Excise duty contributed to KRA’s growth in revenue collection, which saw the taxman surpass the financial year 2021-2022, quarter one (July – September 2021) target of Sh461.653 billion by Sh14.992 billion, collecting 476.646billion.
Domestic Excise amounted to Sh15.392 billion, and a growth of 20.7 per cent, over the first quarter last year, compared to a growth of 12.0 per cent recorded in the last financial year.
KRA attributed the overall performance to “reopening of the economy and enhanced compliance efforts by the authority.”
“The country is on an economic recovery path with the economy projected to grow by 6.3 per cent in financial year 2021/22, hence a positive impact on revenue performance,” Commissioner General Githii Mburu said.
The diversification by companies comes as a research group from the University of Nairobi(Faculty of Medicine), found that Kenyans are choosing unregulated and potentially dangerous tobacco and traditional oral stimulants, despite safer alternatives being available on the market.
The report titled “Review of the risks and toxicants of smokeless tobacco, areca nut and khat products available in Kenya” is a first major analysis of the health risks of traditional tobacco and oral stimulants available in Kenya.
The research compares the risk profile of traditional tobacco and different oral stimulants used by Kenyans that are available through legal and unregulated channels.
It found that users who choose modern and science-backed tobacco-free nicotine products like, pouches and nicotine replacement therapies had the lowest exposure risk to cancer-causing chemicals.
“The high use of traditional tobacco and unregulated oral stimulants in Kenya that have little or no quality control in terms of levels of toxicants or psychoactive ingredients is very concerning,” notes Dr Michael Kariuki, lead researcher of the report.
“While there are alternative, modern, less risky and regulated alternatives available on the market, transition to these products is unfortunately very slow,” Kariuki adds.
Key research findings include one in five men use tobacco in Kenya, putting them at high risk of multiple cancers and cardiovascular disease.
About 4.1 per cent of adults use khat and 3.6 per cent of adults use chewing tobacco, snuff, pan, or gutkha.
These products are potentially high risk to physical health with little or no quality control in terms of levels of toxicants or psychoactive ingredients.
Samples of traditional chewing tobaccos have been found to be contaminated with heroin, marijuana and other illicit drugs.
Modern tobacco-free nicotine products, like pouches and nicotine replacement therapies expose users to lower levels of toxicants and are therefore comparatively less risky, according to experts.

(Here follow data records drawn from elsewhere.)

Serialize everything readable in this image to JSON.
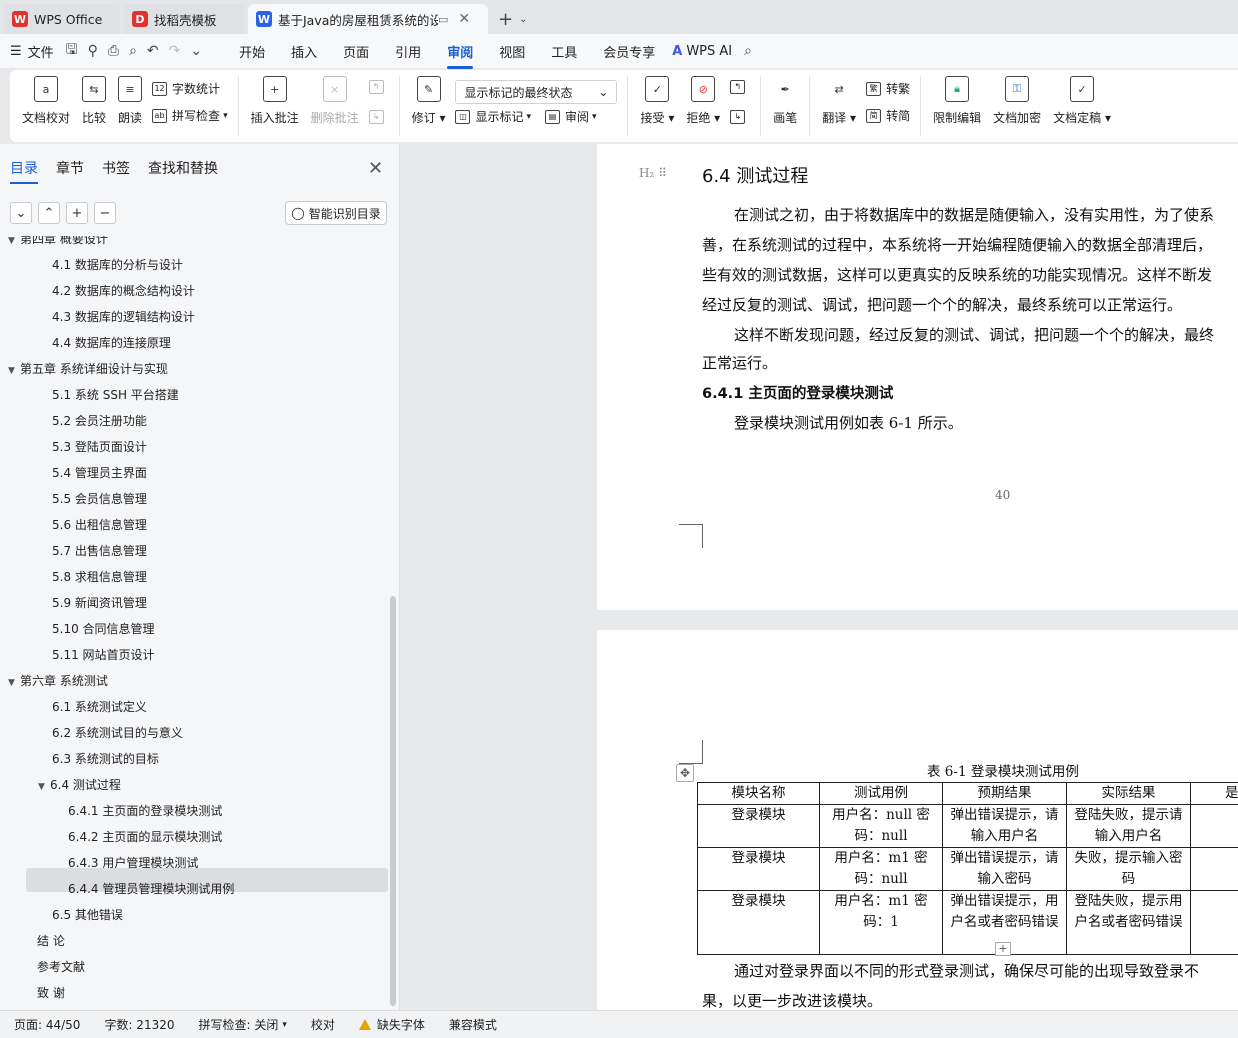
{
  "tabs": [
    {
      "label": "WPS Office",
      "icon": "wps-logo-icon",
      "color": "#e0332f"
    },
    {
      "label": "找稻壳模板",
      "icon": "docer-icon",
      "color": "#e0332f"
    },
    {
      "label": "基于Java的房屋租赁系统的设",
      "icon": "word-doc-icon",
      "color": "#2a62e8"
    }
  ],
  "menubar": {
    "file": "文件",
    "tabs": [
      "开始",
      "插入",
      "页面",
      "引用",
      "审阅",
      "视图",
      "工具",
      "会员专享"
    ],
    "active_tab": "审阅",
    "wps_ai": "WPS AI"
  },
  "ribbon": {
    "doc_proof": "文档校对",
    "compare": "比较",
    "read_aloud": "朗读",
    "word_count": "字数统计",
    "spell_check": "拼写检查",
    "insert_comment": "插入批注",
    "delete_comment": "删除批注",
    "track": "修订",
    "markup_state": "显示标记的最终状态",
    "show_markup": "显示标记",
    "review_pane": "审阅",
    "accept": "接受",
    "reject": "拒绝",
    "pen": "画笔",
    "translate": "翻译",
    "to_traditional": "转繁",
    "to_simplified": "转简",
    "restrict_edit": "限制编辑",
    "encrypt": "文档加密",
    "finalize": "文档定稿"
  },
  "nav": {
    "tabs": [
      "目录",
      "章节",
      "书签",
      "查找和替换"
    ],
    "smart_toc": "智能识别目录",
    "toc": [
      {
        "text": "第四章  概要设计",
        "level": 1
      },
      {
        "text": "4.1 数据库的分析与设计",
        "level": 2
      },
      {
        "text": "4.2 数据库的概念结构设计",
        "level": 2
      },
      {
        "text": "4.3 数据库的逻辑结构设计",
        "level": 2
      },
      {
        "text": "4.4 数据库的连接原理",
        "level": 2
      },
      {
        "text": "第五章  系统详细设计与实现",
        "level": 1
      },
      {
        "text": "5.1 系统 SSH 平台搭建",
        "level": 2
      },
      {
        "text": "5.2 会员注册功能",
        "level": 2
      },
      {
        "text": "5.3 登陆页面设计",
        "level": 2
      },
      {
        "text": "5.4 管理员主界面",
        "level": 2
      },
      {
        "text": "5.5 会员信息管理",
        "level": 2
      },
      {
        "text": "5.6 出租信息管理",
        "level": 2
      },
      {
        "text": "5.7 出售信息管理",
        "level": 2
      },
      {
        "text": "5.8 求租信息管理",
        "level": 2
      },
      {
        "text": "5.9 新闻资讯管理",
        "level": 2
      },
      {
        "text": "5.10 合同信息管理",
        "level": 2
      },
      {
        "text": "5.11 网站首页设计",
        "level": 2
      },
      {
        "text": "第六章  系统测试",
        "level": 1
      },
      {
        "text": "6.1 系统测试定义",
        "level": 2
      },
      {
        "text": "6.2 系统测试目的与意义",
        "level": 2
      },
      {
        "text": "6.3 系统测试的目标",
        "level": 2
      },
      {
        "text": "6.4 测试过程",
        "level": 2
      },
      {
        "text": "6.4.1 主页面的登录模块测试",
        "level": 3
      },
      {
        "text": "6.4.2 主页面的显示模块测试",
        "level": 3
      },
      {
        "text": "6.4.3 用户管理模块测试",
        "level": 3
      },
      {
        "text": "6.4.4 管理员管理模块测试用例",
        "level": 3
      },
      {
        "text": "6.5 其他错误",
        "level": 2
      },
      {
        "text": "结    论",
        "level": 1
      },
      {
        "text": "参考文献",
        "level": 1
      },
      {
        "text": "致    谢",
        "level": 1
      }
    ]
  },
  "doc": {
    "heading_tag": "H₂",
    "heading": "6.4 测试过程",
    "lines": [
      "在测试之初，由于将数据库中的数据是随便输入，没有实用性，为了使系",
      "善，在系统测试的过程中，本系统将一开始编程随便输入的数据全部清理后，",
      "些有效的测试数据，这样可以更真实的反映系统的功能实现情况。这样不断发",
      "经过反复的测试、调试，把问题一个个的解决，最终系统可以正常运行。",
      "这样不断发现问题，经过反复的测试、调试，把问题一个个的解决，最终",
      "正常运行。"
    ],
    "subheading": "6.4.1 主页面的登录模块测试",
    "intro": "登录模块测试用例如表 6-1 所示。",
    "page_number": "40",
    "table_caption": "表 6-1 登录模块测试用例",
    "table_headers": [
      "模块名称",
      "测试用例",
      "预期结果",
      "实际结果",
      "是"
    ],
    "table_rows": [
      [
        "登录模块",
        "用户名：null    密码：null",
        "弹出错误提示，请输入用户名",
        "登陆失败，提示请输入用户名",
        ""
      ],
      [
        "登录模块",
        "用户名：m1    密码：null",
        "弹出错误提示，请输入密码",
        "失败，提示输入密码",
        ""
      ],
      [
        "登录模块",
        "用户名：m1    密码：1",
        "弹出错误提示，用户名或者密码错误",
        "登陆失败，提示用户名或者密码错误",
        ""
      ]
    ],
    "after1": "通过对登录界面以不同的形式登录测试，确保尽可能的出现导致登录不",
    "after2": "果，以更一步改进该模块。"
  },
  "status": {
    "page": "页面: 44/50",
    "words": "字数: 21320",
    "spell": "拼写检查: 关闭",
    "proof": "校对",
    "missing_font": "缺失字体",
    "compat": "兼容模式"
  }
}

The research showed that the risk profile of modern tobacco-free nicotine products was found to be significantly lower than other traditional tobacco and oral products.
Well-known carcinogenic toxicants including nitrosamines, radionuclides, aflatoxins) are not detectable in modern tobacco-free nicotine products.

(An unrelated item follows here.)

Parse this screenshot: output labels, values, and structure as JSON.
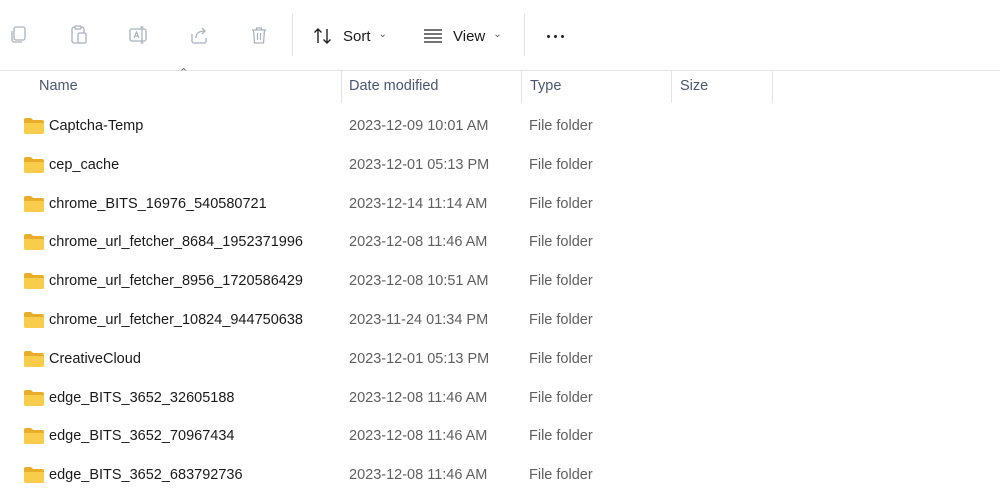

Commenting on the reduced risk profile of nicotine replacement therapies and pouches, Kariuki said:“Rather than being a source of harm like traditional tobacco and oral products, modern tobacco-free nicotine alternatives have the opportunity to reduce smoking-related disease. It’s important that current and future regulatory frameworks recognise that these products are comparatively low risk.”
The report includes several recommendations, including carrying out an in-depth analysis of the ingredients and toxicants in imported and locally produced smokeless tobacco, areca nut and khat products.
It also called on regulators to investigate the presence of other drugs in locally produced products.
“What is clear from this research is that about 7.7 per cent of Kenyans are using unregulated products that pose a high risk to their health. There is urgent need for more research into the different risk profiles of these products and the impact they have on our communities,” Kariuki said.
Joseph Magero, representative of Tobacco Harm Reduction Kenya said: “We should be making much greater efforts to encourage Kenyans to use lower risk products, such as tobacco-free nicotine pouches. Not only do they reduce their exposure to cancer-causing chemicals but they provide a viable alternative to the millions of tobacco-users in our country.”